The medical weed is bound for pharmacies, and represents the first domestic drug of its kind to be distributed in Germany. The country, which Tilray said has an estimated medical marijuana demand of more than 100,000 patients, legalized the drug for medical use in 2017 but has since relied on importing it.

“Germany is a very important market for us,” Irwin Simon, Tilray’s chief executive and chair, told MarketWatch. “With that we need to get out there and educate consumers about cannabis, and what the medical aspects of it are and how important the medical aspects of it are.”

Also read: Why this cannabis giant is betting on Europe to build a war chest ahead of the U.S. legalization bonanza

Denise Faltischek, Tilray’s chief strategy officer and head of international, described how the company is embarking on an effort to educate doctors about the benefits of medical cannabis in the key German market.

Pharmaceutical companies—which Tilray is considered, as a producer of medical pot—are not allowed to directly communicate with patients in Germany, but rather rely on a network of representatives to educate doctors about their products.

“What we understand from our insight data is that physicians are very willing to look at medical cannabis as an option,” Faltischek told MarketWatch, noting that in Germany doctors first explore options in traditional medicine before cannabis.

“What they’re asking is … for information,” she said, like how the products are used, how patients can be instructed, and what dosage is.

“We do believe that there is an important role for clinical trials to play in terms of establishing the efficacy of the product,” Faltischek said. “We also believe that there’s a large amount of observational data.”

Plus: Tilray stock soars after reverse merger deal with Aphria, to create largest global cannabis company

Tilray, as an established medical and recreational cannabis producer in Canada, has a wealth of knowledge about the drug, including large bases of patient data and clinical trials. The combination with Aphria has only grown the amount of data to draw on, Faltischek added, and sharing this knowledge with doctors in Germany is critical.

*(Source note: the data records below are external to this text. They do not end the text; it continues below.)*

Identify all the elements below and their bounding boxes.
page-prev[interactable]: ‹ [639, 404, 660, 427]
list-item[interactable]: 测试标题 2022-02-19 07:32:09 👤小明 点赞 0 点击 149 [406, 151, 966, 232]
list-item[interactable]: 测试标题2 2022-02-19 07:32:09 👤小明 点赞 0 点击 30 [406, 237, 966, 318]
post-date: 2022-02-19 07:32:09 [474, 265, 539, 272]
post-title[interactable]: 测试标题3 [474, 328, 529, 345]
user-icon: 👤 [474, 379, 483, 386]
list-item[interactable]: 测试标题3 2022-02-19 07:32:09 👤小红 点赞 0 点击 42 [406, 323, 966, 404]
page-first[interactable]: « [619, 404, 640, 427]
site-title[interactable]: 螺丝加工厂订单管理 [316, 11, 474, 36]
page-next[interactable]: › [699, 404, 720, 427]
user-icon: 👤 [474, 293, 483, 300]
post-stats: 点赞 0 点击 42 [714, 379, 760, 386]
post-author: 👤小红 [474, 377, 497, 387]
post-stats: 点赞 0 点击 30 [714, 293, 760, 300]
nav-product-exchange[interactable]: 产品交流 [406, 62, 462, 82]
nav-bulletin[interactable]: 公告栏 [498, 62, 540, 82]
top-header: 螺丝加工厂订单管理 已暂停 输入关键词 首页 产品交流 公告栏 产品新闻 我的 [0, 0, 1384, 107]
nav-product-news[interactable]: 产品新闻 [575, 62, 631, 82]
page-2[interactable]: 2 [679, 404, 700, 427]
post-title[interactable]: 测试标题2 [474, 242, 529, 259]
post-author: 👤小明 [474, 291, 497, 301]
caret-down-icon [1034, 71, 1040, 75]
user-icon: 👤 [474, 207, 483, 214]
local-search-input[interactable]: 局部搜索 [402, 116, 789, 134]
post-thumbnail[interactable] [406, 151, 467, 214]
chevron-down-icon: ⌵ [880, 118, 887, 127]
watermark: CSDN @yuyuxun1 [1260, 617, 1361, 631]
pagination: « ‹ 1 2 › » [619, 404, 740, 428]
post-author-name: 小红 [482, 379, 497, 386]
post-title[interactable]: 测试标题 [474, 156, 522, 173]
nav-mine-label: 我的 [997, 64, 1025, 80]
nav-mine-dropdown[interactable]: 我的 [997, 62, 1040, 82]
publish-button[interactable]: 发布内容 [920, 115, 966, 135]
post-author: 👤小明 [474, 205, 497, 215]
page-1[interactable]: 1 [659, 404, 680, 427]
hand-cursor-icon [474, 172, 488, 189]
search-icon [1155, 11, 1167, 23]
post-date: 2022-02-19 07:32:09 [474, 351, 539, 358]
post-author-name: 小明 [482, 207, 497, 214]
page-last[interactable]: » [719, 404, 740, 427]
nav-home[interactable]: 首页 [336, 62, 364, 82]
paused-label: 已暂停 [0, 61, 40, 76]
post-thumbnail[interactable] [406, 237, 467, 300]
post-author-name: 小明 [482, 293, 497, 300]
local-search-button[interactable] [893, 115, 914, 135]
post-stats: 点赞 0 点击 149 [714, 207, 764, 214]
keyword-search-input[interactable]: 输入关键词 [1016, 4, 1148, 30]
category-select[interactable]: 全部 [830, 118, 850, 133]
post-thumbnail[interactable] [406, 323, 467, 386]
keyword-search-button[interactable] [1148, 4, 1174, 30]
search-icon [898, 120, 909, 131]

Europe is a key market for Tilray, and the company’s presence across nearly a dozen European countries was a strong draw in the merger with Aphria, which had a comparatively stronger balance sheet and Canadian business. Together, they are the most dominant cannabis player in Europe.

Cannabis companies are able to sell their products in Europe’s regulated medical market at far higher prices than in legal recreational markets in the U.S. and Canada. This boosts margins while the nascent industry faces barriers to profits, including price pressure from competing companies and a well-entrenched black market.

Cannabis deals in Europe will also help pot giant Tilray build up a war chest ahead of an expected frenzy of mergers and acquisitions in the U.S., Simon told MarketWatch in April, ahead of the group’s merger.